Clinical Trial Begins for Promising Sickle Cell Gene Editing Treatment

October 5, 2020

Sickle cell disease (SCD), a group of inherited red blood cell disorders, affects as many as 100,000 people in the United States. Half of those with SCD will not live past the age of 50, and often at a young age SCD begins to cause symptoms that can include pain crises, stroke, and long-term organ damage. Bone marrow transplantation from a sibling whose tissue type (consisting of molecules called human leukocyte antigens) match the patient’s is the only known curative treatment—but just 15 percent of patients have a matched sibling donor. Unrelated donor transplants, using donor cells from volunteer registries such as Be the Match, haven’t been as successful as transplants from related donors; clinical trials are ongoing to improve outcomes.

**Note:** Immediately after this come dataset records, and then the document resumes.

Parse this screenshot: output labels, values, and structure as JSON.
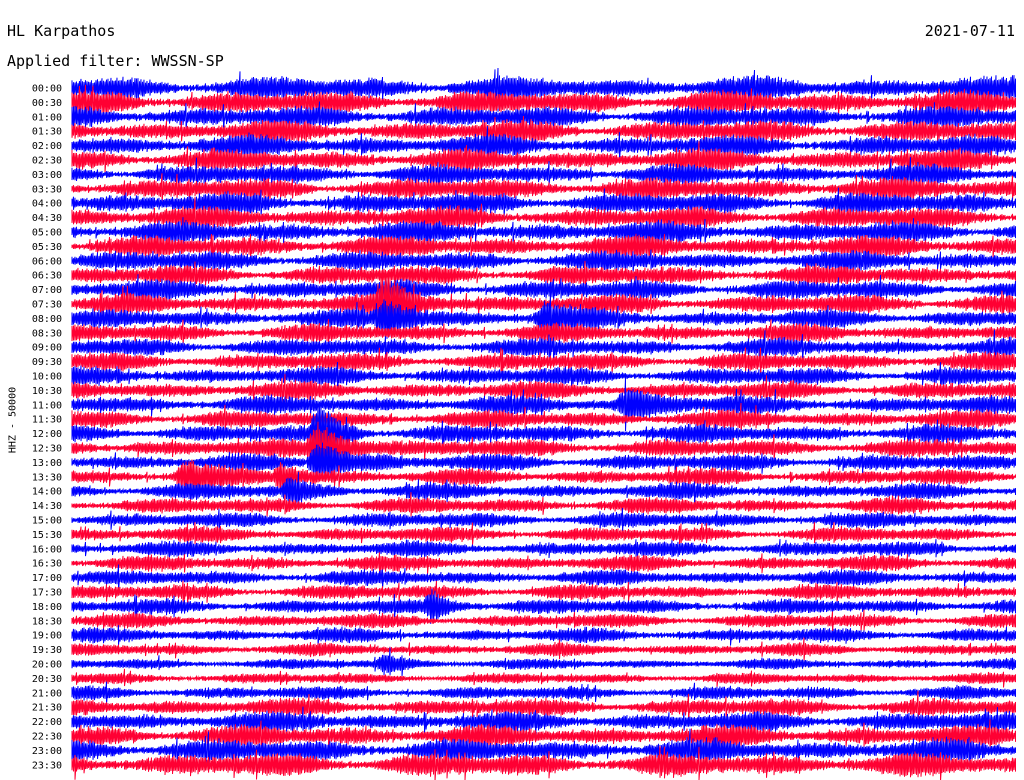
{
  "header": {
    "station": "HL Karpathos",
    "date": "2021-07-11",
    "filter": "Applied filter: WWSSN-SP"
  },
  "colors": {
    "trace_a": "#0000ff",
    "trace_b": "#ff0033",
    "background": "#ffffff",
    "text": "#000000"
  },
  "chart_data": {
    "type": "line",
    "title": "HL Karpathos",
    "ylabel": "HHZ - 50000",
    "row_labels": [
      "00:00",
      "00:30",
      "01:00",
      "01:30",
      "02:00",
      "02:30",
      "03:00",
      "03:30",
      "04:00",
      "04:30",
      "05:00",
      "05:30",
      "06:00",
      "06:30",
      "07:00",
      "07:30",
      "08:00",
      "08:30",
      "09:00",
      "09:30",
      "10:00",
      "10:30",
      "11:00",
      "11:30",
      "12:00",
      "12:30",
      "13:00",
      "13:30",
      "14:00",
      "14:30",
      "15:00",
      "15:30",
      "16:00",
      "16:30",
      "17:00",
      "17:30",
      "18:00",
      "18:30",
      "19:00",
      "19:30",
      "20:00",
      "20:30",
      "21:00",
      "21:30",
      "22:00",
      "22:30",
      "23:00",
      "23:30"
    ],
    "row_colors": [
      "trace_a",
      "trace_b"
    ],
    "row_amplitude": [
      1.3,
      1.3,
      1.2,
      1.2,
      1.2,
      1.2,
      1.1,
      1.2,
      1.2,
      1.2,
      1.2,
      1.2,
      1.1,
      1.1,
      1.1,
      1.1,
      1.0,
      1.0,
      1.0,
      1.0,
      1.0,
      1.0,
      1.0,
      1.0,
      1.0,
      1.0,
      0.95,
      0.9,
      0.9,
      0.9,
      0.85,
      0.85,
      0.85,
      0.85,
      0.85,
      0.85,
      0.85,
      0.8,
      0.8,
      0.7,
      0.6,
      0.6,
      0.75,
      1.0,
      1.1,
      1.2,
      1.3,
      1.3
    ],
    "events": [
      {
        "row": 15,
        "x": 0.33,
        "width": 0.03,
        "amp": 2.2
      },
      {
        "row": 16,
        "x": 0.33,
        "width": 0.03,
        "amp": 1.8
      },
      {
        "row": 24,
        "x": 0.26,
        "width": 0.02,
        "amp": 3.0
      },
      {
        "row": 25,
        "x": 0.26,
        "width": 0.03,
        "amp": 2.6
      },
      {
        "row": 26,
        "x": 0.26,
        "width": 0.03,
        "amp": 2.4
      },
      {
        "row": 27,
        "x": 0.12,
        "width": 0.03,
        "amp": 1.6
      },
      {
        "row": 27,
        "x": 0.22,
        "width": 0.02,
        "amp": 1.5
      },
      {
        "row": 28,
        "x": 0.23,
        "width": 0.02,
        "amp": 1.4
      },
      {
        "row": 36,
        "x": 0.38,
        "width": 0.02,
        "amp": 1.7
      },
      {
        "row": 40,
        "x": 0.33,
        "width": 0.02,
        "amp": 1.4
      },
      {
        "row": 22,
        "x": 0.59,
        "width": 0.04,
        "amp": 1.5
      },
      {
        "row": 16,
        "x": 0.5,
        "width": 0.03,
        "amp": 1.3
      }
    ]
  }
}
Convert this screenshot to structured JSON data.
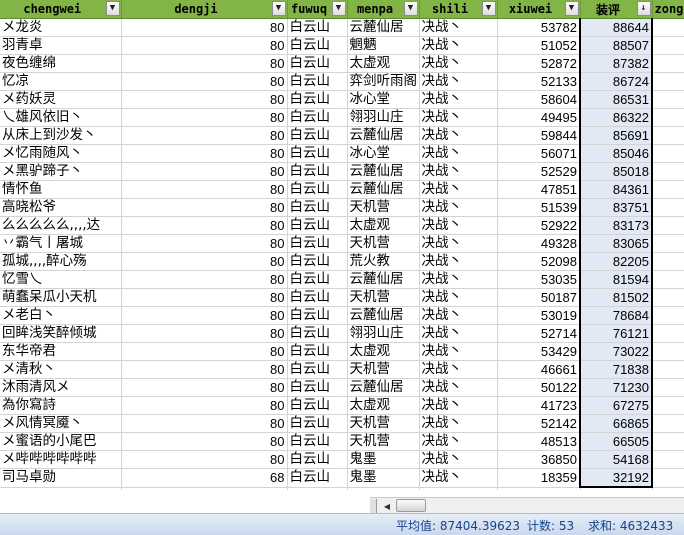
{
  "headers": [
    "chengwei",
    "dengji",
    "fuwuq",
    "menpa",
    "shili",
    "xiuwei",
    "装评",
    "zong"
  ],
  "sort_icon": "sort-desc-filter-icon",
  "filter_icon": "dropdown-arrow-icon",
  "rows": [
    [
      "メ龙炎",
      "80",
      "白云山",
      "云麓仙居",
      "决战丶",
      "53782",
      "88644"
    ],
    [
      "羽青卓",
      "80",
      "白云山",
      "魍魉",
      "决战丶",
      "51052",
      "88507"
    ],
    [
      "夜色缠绵",
      "80",
      "白云山",
      "太虚观",
      "决战丶",
      "52872",
      "87382"
    ],
    [
      "忆凉",
      "80",
      "白云山",
      "弈剑听雨阁",
      "决战丶",
      "52133",
      "86724"
    ],
    [
      "メ药妖灵",
      "80",
      "白云山",
      "冰心堂",
      "决战丶",
      "58604",
      "86531"
    ],
    [
      "乀雄风依旧丶",
      "80",
      "白云山",
      "翎羽山庄",
      "决战丶",
      "49495",
      "86322"
    ],
    [
      "从床上到沙发丶",
      "80",
      "白云山",
      "云麓仙居",
      "决战丶",
      "59844",
      "85691"
    ],
    [
      "メ忆雨随风丶",
      "80",
      "白云山",
      "冰心堂",
      "决战丶",
      "56071",
      "85046"
    ],
    [
      "メ黑驴蹄子丶",
      "80",
      "白云山",
      "云麓仙居",
      "决战丶",
      "52529",
      "85018"
    ],
    [
      "情怀鱼",
      "80",
      "白云山",
      "云麓仙居",
      "决战丶",
      "47851",
      "84361"
    ],
    [
      "高晓松爷",
      "80",
      "白云山",
      "天机营",
      "决战丶",
      "51539",
      "83751"
    ],
    [
      "么么么么么,,,,达",
      "80",
      "白云山",
      "太虚观",
      "决战丶",
      "52922",
      "83173"
    ],
    [
      "丷霸气丨屠城",
      "80",
      "白云山",
      "天机营",
      "决战丶",
      "49328",
      "83065"
    ],
    [
      "孤城,,,,醉心殇",
      "80",
      "白云山",
      "荒火教",
      "决战丶",
      "52098",
      "82205"
    ],
    [
      "忆雪乀",
      "80",
      "白云山",
      "云麓仙居",
      "决战丶",
      "53035",
      "81594"
    ],
    [
      "萌蠢呆瓜小天机",
      "80",
      "白云山",
      "天机营",
      "决战丶",
      "50187",
      "81502"
    ],
    [
      "メ老白丶",
      "80",
      "白云山",
      "云麓仙居",
      "决战丶",
      "53019",
      "78684"
    ],
    [
      "回眸浅笑醉倾城",
      "80",
      "白云山",
      "翎羽山庄",
      "决战丶",
      "52714",
      "76121"
    ],
    [
      "东华帝君",
      "80",
      "白云山",
      "太虚观",
      "决战丶",
      "53429",
      "73022"
    ],
    [
      "メ清秋丶",
      "80",
      "白云山",
      "天机营",
      "决战丶",
      "46661",
      "71838"
    ],
    [
      "沐雨清风メ",
      "80",
      "白云山",
      "云麓仙居",
      "决战丶",
      "50122",
      "71230"
    ],
    [
      "為你寫詩",
      "80",
      "白云山",
      "太虚观",
      "决战丶",
      "41723",
      "67275"
    ],
    [
      "メ风情冥魇丶",
      "80",
      "白云山",
      "天机营",
      "决战丶",
      "52142",
      "66865"
    ],
    [
      "メ蜜语的小尾巴",
      "80",
      "白云山",
      "天机营",
      "决战丶",
      "48513",
      "66505"
    ],
    [
      "メ哔哔哔哔哔哔",
      "80",
      "白云山",
      "鬼墨",
      "决战丶",
      "36850",
      "54168"
    ],
    [
      "司马卓勋",
      "68",
      "白云山",
      "鬼墨",
      "决战丶",
      "18359",
      "32192"
    ]
  ],
  "status": {
    "average": "平均值: 87404.39623",
    "count": "计数: 53",
    "sum": "求和: 4632433"
  },
  "colors": {
    "header_bg": "#82b545",
    "selection_bg": "#e2e8f4",
    "status_bg": "#c9d8ec",
    "status_text": "#15428b"
  }
}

Additionally, African American and Hispanic patients, who make up the majority of those with sickle cell disease, are severely underrepresented in bone marrow registries, reducing their chance of finding a well-matched unrelated donor. 

Promising new research is now bringing hope for patients with SCD. Monica Bhatia, MD, director of Columbia’s Pediatric Stem Cell Transplant Program, is participating in an international clinical trial evaluating the use of gene editing as a curative treatment for patients with sickle cell disease and the related condition, thalassemia. The study uses a technology called CRISPR-Cas9 to make changes to patients’ DNA—in this case to a gene known as BCL11A. CRISPR-Cas9 consists of two elements: a guide RNA, whose role is to locate and bind to the DNA to be changed, and Cas9, a protein that essentially acts as scissors and cuts the DNA at the location identified by the RNA. The modified DNA then repairs itself, and now contains a new set of instructions. In this case, when the BCL11A gene is turned off, production of fetal hemoglobin (HbF) restarts; elevated HbF levels have been shown to decrease disease severity in patients with sickle cell disease. The study’s premise is that when the body produces cells with HbF, and not sickle cells, the patient will essentially be cured of SCD. 

The research is currently in the phase I/II stage, assessing the safety and efficacy of, and disease response to, the treatment among patients aged 18 to 35. Initial results have been so positive that the age limit has been lowered to 12. “Here’s how it works,” explains Dr. Bhatia. “First, patients undergo screenings to determine their fitness for the procedure. Then, the research team collects stem cells from them and sends them to a central facility where the cells are processed using CRISPR-Cas9 editing, then frozen and sent back to my team. Patients are then admitted to the hospital to receive chemotherapy that destroys their current bone marrow, followed by an infusion of the edited cells.” Patients usually remain in the hospital for four to six weeks and then return home. Afterward their physicians monitor them in the outpatient clinic for any side effects. Ultimately, patients are expected to see significant increases in HbF levels over time, rendering them sickle cell free.   

Initial trials in adults have so far reported promising results. Across the board, these patients have seen clinically meaningful and sustained HbF and total hemoglobin levels, as well as expression of HbF in all red blood cells. Following these successes in adult patients, Dr. Bhatia is hoping for equally strong results with younger patients 12 and over. She also hopes in the future to expand gene-editing trials to younger participants. With continued success, the CRISPR-Cas9 gene editing process has the potential to revolutionize curative treatment options for patients with hemoglobinopathies such as SCD.